When my daughter asked me why there haven’t been any “lady presidents” I wondered if that was something I wanted for her. It might sound like an odd question, but when I thought about how crazy the process of becoming president is and what happens afterwards I wondered what sort of benefits came with it.
There is definitely something noble about serving your country but there is a substantial cost here and as a father it is my job to think about these things and as a writer I am naturally curious.
A Partial List
Last week while I was waiting for my car to be serviced I came up with a list of questions that I wanted answers to. I have shared seven of them below:
- Does the president carry a wallet?
- Does the president carry house keys?
- Does the president have the option of driving his own car?
- How much freedom does the president have to alter his own schedule?
- How much vacation and sick time is the president allotted?
- Are those tallied up separately or do they come from one bucket of personal time?
- Does the president accrue vacation time?
Since I wanted to get “real” answers and didn’t want to rely upon intuition or what Dr. Google says I made a point to visit the White House website and discovered a wealth of information but nothing that answered those questions.
For example I found this:
White House Trivia
- There are 132 rooms, 35 bathrooms, and 6 levels in the Residence. There are also 412 doors, 147 windows, 28 fireplaces, 8 staircases, and 3 elevators.
- At various times in history, the White House has been known as the “President’s Palace,” the “President’s House,” and the “Executive Mansion.” President Theodore Roosevelt officially gave the White House its current name in 1901.

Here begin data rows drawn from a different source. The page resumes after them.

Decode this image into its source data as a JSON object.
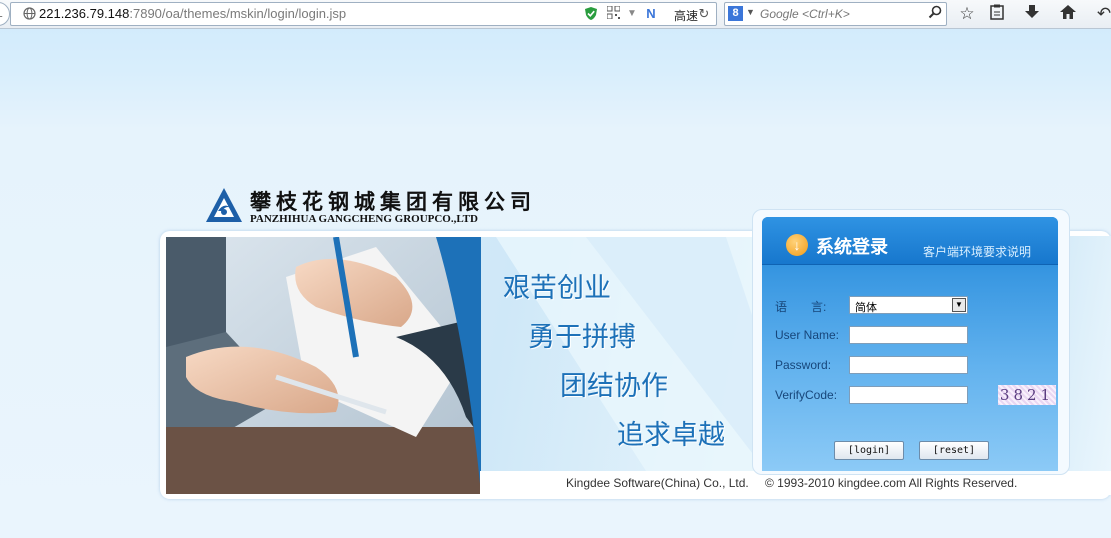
{
  "browser": {
    "url_host": "221.236.79.148",
    "url_path": ":7890/oa/themes/mskin/login/login.jsp",
    "speed_label": "高速",
    "search_placeholder": "Google <Ctrl+K>",
    "search_engine_badge": "8",
    "icons": [
      "back-icon",
      "globe-icon",
      "shield-icon",
      "qr-code-icon",
      "dropdown-icon",
      "speed-icon",
      "reload-icon",
      "search-icon",
      "star-icon",
      "clipboard-icon",
      "download-icon",
      "home-icon",
      "undo-icon"
    ]
  },
  "logo": {
    "name_cn": "攀枝花钢城集团有限公司",
    "name_en": "PANZHIHUA GANGCHENG GROUPCO.,LTD"
  },
  "banner": {
    "slogans": [
      "艰苦创业",
      "勇于拼搏",
      "团结协作",
      "追求卓越"
    ]
  },
  "login": {
    "title": "系统登录",
    "env_link": "客户端环境要求说明",
    "language_label": "语　　言:",
    "language_value": "简体",
    "username_label": "User Name:",
    "username_value": "",
    "password_label": "Password:",
    "password_value": "",
    "verify_label": "VerifyCode:",
    "verify_value": "",
    "captcha": "3821",
    "login_button": "[login]",
    "reset_button": "[reset]"
  },
  "footer": {
    "company": "Kingdee Software(China) Co., Ltd.",
    "copyright": "© 1993-2010 kingdee.com All Rights Reserved."
  },
  "colors": {
    "accent": "#1d71b8",
    "login_panel": "#1a82d8",
    "page_background": "#e6f3fc"
  }
}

- Presidential Firsts while in office… President James Polk (1845-49) was the first President to have his photograph taken… President Theodore Roosevelt (1901-09) was not only the first President to ride in an automobile, but also the first President to travel outside the country when he visited Panama… President Franklin Roosevelt (1933-45) was the first President to ride in an airplane.
- The White House kitchen is able to serve dinner to as many as 140 guests and hors d’oeuvres to more than 1,000.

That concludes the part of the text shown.